Resilient Communities
“Dynamic Decentralized Resilience” - Brave New War
William Lind comments on John Robb’s ideas in Brave New War:
“Finally, Robb correctly finds the antidote to 4GW not in Soviet-style state structures such as the Department of Homeland Security but in de-centralization. What Robb calls “dynamic decentralized resilience” means that, in concrete terms, security is again to be found close to home. Local police departments, local sources of energy such as roof top solar arrays – I would add local farms that use sustainable agricultural practices – are the key to dealing with system perturbations. To the extent we depend on large, globalist, centralized networks, we are insecure.
Source: D-N-I.net
Tom Barnett also reviews Brave New War, but despite his comments to the contrary (see doppleganger observation) his desire to focus on his “optimistic builder/white hat and John’s more the pessimistic breaker/black hat” is somewhat unfortunate.

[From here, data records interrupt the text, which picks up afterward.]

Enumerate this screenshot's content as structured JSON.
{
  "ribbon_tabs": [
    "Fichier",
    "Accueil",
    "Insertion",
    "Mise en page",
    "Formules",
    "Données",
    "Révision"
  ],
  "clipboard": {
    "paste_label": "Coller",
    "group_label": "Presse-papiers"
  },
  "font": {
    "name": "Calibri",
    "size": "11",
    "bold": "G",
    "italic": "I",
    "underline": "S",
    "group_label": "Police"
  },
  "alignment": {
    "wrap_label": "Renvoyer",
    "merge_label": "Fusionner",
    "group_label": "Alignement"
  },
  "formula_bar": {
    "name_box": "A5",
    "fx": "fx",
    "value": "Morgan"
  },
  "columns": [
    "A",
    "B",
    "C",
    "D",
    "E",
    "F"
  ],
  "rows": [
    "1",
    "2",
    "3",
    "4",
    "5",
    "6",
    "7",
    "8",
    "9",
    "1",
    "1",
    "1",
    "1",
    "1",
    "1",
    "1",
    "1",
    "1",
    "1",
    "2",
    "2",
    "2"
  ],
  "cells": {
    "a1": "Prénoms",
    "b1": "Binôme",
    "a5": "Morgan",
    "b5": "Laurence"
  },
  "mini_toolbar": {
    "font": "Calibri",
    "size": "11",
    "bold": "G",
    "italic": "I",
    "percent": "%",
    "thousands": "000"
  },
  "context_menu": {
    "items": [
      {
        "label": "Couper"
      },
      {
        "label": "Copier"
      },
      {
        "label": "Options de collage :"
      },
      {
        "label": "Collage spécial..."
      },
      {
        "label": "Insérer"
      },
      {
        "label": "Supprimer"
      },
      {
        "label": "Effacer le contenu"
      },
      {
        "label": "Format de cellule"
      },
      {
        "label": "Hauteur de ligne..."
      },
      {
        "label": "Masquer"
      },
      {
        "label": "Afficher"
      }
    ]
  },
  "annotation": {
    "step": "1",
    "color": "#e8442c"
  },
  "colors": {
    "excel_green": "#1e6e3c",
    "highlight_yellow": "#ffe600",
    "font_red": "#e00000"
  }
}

He comments “my synthesis tends to be additive (politics and markets are all about adaptation and compromise, so every new thing helps), while John’s is more destructively revolutionary, like Marx (the brittle old order must die and be replaced by a new, technocratically-tinged order that’s vastly different in form and function).” I do not read Robb in this totally negative way. More appropriate adjectives are adaptive and resilient. Is Robb’s distrust of political structures absolute as Barnett seems to indicate? As represented by Barnett there seems to be a much wider gap between the two sets of ideas, where in truth there is probably much more agreement to be found within the worlds of structural hierarchy and open source.